Today I’m going to tell you (again) about one of my favorite oil companies: Chevron Corp. (NYSE: CVX). Oil now sells for over $100 a barrel, with little sign of reverting lower. American oil consumers seem to be waiting for gas prices to pop above $5 a gallon this summer.
And if you’re among them, you should be looking for ways to position your portfolio now before the crowds.
So with regard to Chevron, you might be tempted to ask:
“How much do shares sell for?”
That’s not a question an investor should ever ask – unless maybe they’re interested in trading options – but that’s a different story.

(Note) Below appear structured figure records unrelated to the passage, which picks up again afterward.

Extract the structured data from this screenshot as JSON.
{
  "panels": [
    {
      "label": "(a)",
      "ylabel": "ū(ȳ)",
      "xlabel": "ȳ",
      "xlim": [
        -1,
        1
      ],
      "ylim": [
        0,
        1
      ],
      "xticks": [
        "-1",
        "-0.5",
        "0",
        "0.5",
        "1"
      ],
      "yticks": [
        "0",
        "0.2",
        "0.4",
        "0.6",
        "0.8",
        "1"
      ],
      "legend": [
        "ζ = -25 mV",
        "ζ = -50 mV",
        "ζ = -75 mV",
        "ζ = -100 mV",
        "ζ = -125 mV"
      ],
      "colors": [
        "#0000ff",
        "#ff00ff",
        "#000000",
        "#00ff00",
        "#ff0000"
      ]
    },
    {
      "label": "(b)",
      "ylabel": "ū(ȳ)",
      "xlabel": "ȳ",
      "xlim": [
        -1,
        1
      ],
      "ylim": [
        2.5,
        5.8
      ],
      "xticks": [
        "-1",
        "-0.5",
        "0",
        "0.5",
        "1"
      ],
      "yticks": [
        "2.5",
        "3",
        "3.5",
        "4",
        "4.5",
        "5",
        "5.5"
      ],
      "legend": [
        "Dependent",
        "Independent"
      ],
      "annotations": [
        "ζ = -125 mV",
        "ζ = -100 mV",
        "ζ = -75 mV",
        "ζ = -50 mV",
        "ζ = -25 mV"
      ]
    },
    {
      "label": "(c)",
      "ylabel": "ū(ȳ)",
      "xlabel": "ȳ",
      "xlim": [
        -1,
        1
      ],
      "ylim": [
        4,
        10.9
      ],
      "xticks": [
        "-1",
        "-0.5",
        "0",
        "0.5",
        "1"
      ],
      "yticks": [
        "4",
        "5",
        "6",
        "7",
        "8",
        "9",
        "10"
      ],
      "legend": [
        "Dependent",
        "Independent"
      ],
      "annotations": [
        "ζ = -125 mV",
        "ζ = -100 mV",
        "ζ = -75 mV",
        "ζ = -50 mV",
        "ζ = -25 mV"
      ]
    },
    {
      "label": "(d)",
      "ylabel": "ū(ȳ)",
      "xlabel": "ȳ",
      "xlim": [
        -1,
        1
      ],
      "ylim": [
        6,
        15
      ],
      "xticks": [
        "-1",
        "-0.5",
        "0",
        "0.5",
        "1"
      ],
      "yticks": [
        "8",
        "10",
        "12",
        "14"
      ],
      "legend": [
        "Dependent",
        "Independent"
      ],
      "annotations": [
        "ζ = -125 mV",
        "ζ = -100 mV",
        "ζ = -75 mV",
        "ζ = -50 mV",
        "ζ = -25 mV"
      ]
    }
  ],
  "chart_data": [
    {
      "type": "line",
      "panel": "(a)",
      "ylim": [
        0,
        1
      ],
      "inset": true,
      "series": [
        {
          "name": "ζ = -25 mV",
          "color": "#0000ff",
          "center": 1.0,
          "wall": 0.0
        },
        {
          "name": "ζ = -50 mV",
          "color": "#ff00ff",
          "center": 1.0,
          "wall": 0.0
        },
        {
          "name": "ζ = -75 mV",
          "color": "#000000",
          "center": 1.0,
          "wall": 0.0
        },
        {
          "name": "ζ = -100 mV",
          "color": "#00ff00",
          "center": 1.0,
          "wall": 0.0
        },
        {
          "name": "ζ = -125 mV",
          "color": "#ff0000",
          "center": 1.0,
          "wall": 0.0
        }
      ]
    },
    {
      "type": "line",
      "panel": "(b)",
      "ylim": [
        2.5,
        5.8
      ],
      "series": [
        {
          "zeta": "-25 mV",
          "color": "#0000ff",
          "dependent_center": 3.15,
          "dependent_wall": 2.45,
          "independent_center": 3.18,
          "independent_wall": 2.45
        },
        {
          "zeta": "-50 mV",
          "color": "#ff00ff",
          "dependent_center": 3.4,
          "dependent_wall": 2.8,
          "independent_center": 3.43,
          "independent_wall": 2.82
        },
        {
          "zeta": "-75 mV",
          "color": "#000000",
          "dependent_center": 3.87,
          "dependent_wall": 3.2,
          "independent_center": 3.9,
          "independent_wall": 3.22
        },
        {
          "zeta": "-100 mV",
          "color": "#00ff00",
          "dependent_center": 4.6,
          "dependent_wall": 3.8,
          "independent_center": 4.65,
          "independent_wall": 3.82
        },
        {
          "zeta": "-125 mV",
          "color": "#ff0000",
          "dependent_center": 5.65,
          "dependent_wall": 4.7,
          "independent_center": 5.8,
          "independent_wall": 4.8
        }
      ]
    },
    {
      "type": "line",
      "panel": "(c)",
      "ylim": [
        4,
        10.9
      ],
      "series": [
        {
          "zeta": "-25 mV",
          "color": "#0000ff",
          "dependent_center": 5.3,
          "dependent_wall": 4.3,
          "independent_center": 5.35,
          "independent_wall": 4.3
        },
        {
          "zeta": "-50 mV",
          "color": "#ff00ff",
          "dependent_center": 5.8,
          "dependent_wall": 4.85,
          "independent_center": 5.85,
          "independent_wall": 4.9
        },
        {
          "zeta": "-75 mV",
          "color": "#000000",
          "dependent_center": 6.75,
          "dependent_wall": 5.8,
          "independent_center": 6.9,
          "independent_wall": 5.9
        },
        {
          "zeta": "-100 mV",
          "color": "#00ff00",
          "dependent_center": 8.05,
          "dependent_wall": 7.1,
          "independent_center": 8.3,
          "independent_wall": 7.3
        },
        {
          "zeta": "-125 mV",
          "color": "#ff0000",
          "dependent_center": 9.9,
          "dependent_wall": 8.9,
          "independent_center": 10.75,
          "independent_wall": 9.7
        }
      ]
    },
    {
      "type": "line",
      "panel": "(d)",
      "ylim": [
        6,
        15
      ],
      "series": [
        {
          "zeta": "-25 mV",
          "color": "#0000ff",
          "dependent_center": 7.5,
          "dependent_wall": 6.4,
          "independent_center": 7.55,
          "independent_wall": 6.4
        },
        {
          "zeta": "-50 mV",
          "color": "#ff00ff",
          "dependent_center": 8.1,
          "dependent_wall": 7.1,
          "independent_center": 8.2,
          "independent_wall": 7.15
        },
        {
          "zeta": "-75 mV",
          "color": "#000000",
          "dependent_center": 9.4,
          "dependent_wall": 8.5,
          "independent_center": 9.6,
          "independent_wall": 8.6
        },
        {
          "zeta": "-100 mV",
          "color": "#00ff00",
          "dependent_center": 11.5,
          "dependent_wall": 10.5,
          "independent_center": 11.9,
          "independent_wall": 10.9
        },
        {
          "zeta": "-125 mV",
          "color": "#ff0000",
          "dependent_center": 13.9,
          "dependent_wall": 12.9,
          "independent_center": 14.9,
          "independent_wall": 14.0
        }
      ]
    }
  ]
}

For instance, right now, Chevron sells for just over $100 a share. You might be thinking that $100 is expensive. But $100 is a meaningless number without some context.
At the bare minimum, you should look at the price in relation to earnings. For instance, if you look at a chart of Chevron’s share price over the past 10 years, you might say to yourself that Chevron is now much more expensive than it was in 2004 – when it sold for around $40 a share.
But at closer inspection – on a price-to-earnings (PE) basis – today you’re paying LESS than you were back in 2004.
Today, Chevron sells for cheaper than it did 8 years ago. Its earnings have risen even faster than its share price – and even better, it has passed along those excess earnings to shareholders in the form of a constantly rising dividend:
That’s the kind of company you want to own: rising earnings resulting in rising dividends and a rising share price.
I wrote back in October of 2010 that you should look to buy Chevron under 10 times earnings. That’s a historically cheap price to pay for this company, and I think it will give you a long term income stream –especially if oil and gas prices continue to rise.